Ignition. At Mission Control’s command, four RS-25 rockets, also made at Major Tool, ignite, creating a massive rumble that puts stress on the craft’s nuts, bolts, screws, and rivets, some of which were forged at Indiana Aircraft Hardware in Fortville. Any potential damage that rattle might cause is being mitigated by vibration-damping materials from Damping Technologies in Mishawaka.

The article also highlights our country’s growing need for skilled trades, and the ways that Major Tool & Machine is working to address these needs.

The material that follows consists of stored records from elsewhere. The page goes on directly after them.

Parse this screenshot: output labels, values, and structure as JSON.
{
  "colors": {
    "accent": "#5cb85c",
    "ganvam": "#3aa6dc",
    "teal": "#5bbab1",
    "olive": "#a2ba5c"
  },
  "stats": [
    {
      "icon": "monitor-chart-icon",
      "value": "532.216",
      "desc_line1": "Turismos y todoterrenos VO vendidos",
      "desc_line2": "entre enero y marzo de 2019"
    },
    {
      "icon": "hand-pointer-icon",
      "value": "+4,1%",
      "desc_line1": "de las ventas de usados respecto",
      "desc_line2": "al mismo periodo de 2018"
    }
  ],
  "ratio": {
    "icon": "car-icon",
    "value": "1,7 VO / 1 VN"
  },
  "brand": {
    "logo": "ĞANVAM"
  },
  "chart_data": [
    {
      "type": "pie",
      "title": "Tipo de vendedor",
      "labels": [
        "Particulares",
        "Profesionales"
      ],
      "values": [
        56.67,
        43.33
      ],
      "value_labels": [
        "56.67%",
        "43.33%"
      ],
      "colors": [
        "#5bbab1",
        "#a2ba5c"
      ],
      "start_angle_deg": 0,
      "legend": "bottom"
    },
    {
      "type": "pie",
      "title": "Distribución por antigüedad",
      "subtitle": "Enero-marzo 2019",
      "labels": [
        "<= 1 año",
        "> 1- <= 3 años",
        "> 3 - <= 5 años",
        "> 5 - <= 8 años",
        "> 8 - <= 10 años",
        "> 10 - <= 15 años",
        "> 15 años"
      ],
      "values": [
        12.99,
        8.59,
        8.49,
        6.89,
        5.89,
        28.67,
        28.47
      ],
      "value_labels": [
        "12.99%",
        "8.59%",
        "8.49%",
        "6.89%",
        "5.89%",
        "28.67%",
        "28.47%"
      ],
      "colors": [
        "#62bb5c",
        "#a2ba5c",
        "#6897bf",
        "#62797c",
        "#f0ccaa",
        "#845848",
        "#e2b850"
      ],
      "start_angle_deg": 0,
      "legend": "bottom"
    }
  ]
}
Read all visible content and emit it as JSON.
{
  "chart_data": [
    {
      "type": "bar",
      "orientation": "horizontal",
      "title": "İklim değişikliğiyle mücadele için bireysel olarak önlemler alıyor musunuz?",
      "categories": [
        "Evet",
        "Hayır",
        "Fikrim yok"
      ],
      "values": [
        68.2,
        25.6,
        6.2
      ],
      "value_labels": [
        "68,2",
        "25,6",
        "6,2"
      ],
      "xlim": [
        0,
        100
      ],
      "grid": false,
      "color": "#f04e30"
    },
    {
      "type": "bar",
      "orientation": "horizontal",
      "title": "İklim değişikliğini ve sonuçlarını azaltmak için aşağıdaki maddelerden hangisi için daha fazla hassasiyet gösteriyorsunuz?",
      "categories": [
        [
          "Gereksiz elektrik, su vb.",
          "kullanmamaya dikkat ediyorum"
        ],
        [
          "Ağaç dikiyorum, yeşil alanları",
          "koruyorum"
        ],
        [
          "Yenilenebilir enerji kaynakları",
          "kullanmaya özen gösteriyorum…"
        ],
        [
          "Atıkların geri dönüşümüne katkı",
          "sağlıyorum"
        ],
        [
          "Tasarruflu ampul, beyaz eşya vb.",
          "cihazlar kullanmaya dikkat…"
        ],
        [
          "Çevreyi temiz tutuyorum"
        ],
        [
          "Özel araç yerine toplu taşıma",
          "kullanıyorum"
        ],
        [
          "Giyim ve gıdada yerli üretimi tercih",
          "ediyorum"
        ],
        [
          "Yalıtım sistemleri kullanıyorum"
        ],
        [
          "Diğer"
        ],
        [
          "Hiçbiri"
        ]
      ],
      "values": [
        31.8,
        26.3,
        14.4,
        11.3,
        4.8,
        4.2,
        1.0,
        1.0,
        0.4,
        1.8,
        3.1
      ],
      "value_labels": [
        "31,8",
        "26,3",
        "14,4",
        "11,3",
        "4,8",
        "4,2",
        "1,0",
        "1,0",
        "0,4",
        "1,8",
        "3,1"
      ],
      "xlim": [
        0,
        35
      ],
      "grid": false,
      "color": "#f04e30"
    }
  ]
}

On its sprawling 600,000-square-foot Hillside neighborhood campus, the same facilities where the Orion rockets and crew module were built, the company has dedicated half of an entire structure, Building 4U, to classrooms and workshops. They’ve brought on two full-time on-staff instructors to give busloads of young men and women hands-on training in welding and machining. Major Tool also sends representatives out into communities, urban and rural, to let young adults know opportunity is out there. “Not every person understands that there are alternatives to college,” says Kevin Bowling, senior vice president at Major Tool. “Not everyone knows that they can earn a very good living in manufacturing. We engage at the high school and even middle school level to provide information for these kids to make the decision to be in manufacturing. We see it as a necessary investment to make sure we’re strong for the years to come.”